1 problem found
Two identical particles of unit mass move under gravity in a medium for which the magnitude of the retarding force on a particle is \(k\) times its speed. The first particle is allowed to fall from rest at a point \(A\) whilst, at the same time, the second is projected upwards with speed \(u\) from a point \(B\) a positive distance \(d\) vertically above \(A\).
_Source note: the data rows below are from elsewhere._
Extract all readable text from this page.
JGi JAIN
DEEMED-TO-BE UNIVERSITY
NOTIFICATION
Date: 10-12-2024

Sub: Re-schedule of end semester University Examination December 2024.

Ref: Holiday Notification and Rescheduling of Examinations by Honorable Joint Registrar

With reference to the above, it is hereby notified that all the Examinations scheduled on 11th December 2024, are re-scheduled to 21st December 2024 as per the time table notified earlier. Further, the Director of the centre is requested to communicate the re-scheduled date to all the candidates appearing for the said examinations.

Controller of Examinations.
Find their distance apart after a time \(t\) and show that this distance tends to the value \[ d+\frac{u}{k} \] as \(t\rightarrow\infty.\)
Solution: Both particles have equations of motion, \(\ddot{x} = -g-k\dot{x}\), so we can note that the distance between them has the equation of motion: \(\ddot{x} = -k \ddot{x} \Rightarrow x = Ae^{-kt} + B\) \begin{align*} && x(0) &= d \\ \Rightarrow && A+B &= d \\ && x'(0) &= u \\ \Rightarrow && -kA &= u \\ \Rightarrow && A &= -\frac{u}{k} \\ \Rightarrow && B &= d+\frac{u}{k} \\ \Rightarrow && x(t) &= -\frac{u}{k}e^{-kt} + d + \frac{u}{k} \to d + \frac{u}{k} \end{align*} as required.